3. Our Proposed Architecture

In this section, the system design of our platform is presented by detailing the entire architecture, which was composed of a client side and a server side, each of which contained different layers. In our first experiments [15], a common client–server architecture was used in which the computation was performed by the server side. This solution only worked in scenarios with few devices and it could not be scalable in any way.

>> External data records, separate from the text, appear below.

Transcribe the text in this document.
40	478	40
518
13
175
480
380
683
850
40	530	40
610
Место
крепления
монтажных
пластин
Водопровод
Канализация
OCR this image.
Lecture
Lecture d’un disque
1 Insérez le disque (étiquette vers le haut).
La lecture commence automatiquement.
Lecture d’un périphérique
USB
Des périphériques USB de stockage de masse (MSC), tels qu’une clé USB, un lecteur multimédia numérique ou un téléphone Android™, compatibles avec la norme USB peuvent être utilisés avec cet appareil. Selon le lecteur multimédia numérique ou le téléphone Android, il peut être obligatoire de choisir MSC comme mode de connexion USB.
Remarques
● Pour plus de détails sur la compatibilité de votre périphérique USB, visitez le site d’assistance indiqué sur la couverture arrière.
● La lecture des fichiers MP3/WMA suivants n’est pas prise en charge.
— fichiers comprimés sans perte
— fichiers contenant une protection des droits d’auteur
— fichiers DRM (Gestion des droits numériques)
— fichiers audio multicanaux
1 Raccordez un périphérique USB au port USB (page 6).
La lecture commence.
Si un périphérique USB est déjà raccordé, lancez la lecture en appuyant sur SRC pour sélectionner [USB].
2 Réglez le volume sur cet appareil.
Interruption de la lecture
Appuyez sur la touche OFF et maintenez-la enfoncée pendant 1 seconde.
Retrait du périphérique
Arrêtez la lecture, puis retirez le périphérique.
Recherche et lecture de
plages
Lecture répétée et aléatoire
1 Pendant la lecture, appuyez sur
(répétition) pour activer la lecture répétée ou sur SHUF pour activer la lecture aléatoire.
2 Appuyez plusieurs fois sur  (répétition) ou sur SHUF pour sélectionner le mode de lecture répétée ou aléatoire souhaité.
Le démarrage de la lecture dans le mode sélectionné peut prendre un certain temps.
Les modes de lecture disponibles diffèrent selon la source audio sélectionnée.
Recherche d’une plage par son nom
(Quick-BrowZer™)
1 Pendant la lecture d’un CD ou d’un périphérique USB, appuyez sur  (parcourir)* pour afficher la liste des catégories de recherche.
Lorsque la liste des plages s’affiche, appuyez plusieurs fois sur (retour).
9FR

In this sense, we aimed to change the weights of our architecture (fat client–thin server) by shifting the computation to a client-embedded device: a design choice that was well supported by current architectures, even for computationally demanding tasks [51,52], while maintaining a good level of accuracy for the prediction of the number of people in a classroom [17]. In this way, this method is expected to produce many benefits: Higher scalability: fat clients can complete jobs independently from other clients and then send their results to the server; Working semi-offline: in this way, it is possible to predict the number of people in a scene and store that result directly on a single-board computer without the need to send the data immediately; Higher availability: instead of having a single point of failure, there are different clients that work independently. This allows the system to be more robust; Privacy compliant: the number of people and the time at which the frame was analyzed are the only data that are stored in the client node and sent to the server side. The proposed architecture is presented in Figure 1. It is important to highlight that almost all of the computation occurs on the client side. Each layer of the architecture is discussed in isolation in the following subsections.

Figure 1

The fat client–thin server architecture that is being proposed. The server side is located at the center of the image, while the client nodes are located around the edges.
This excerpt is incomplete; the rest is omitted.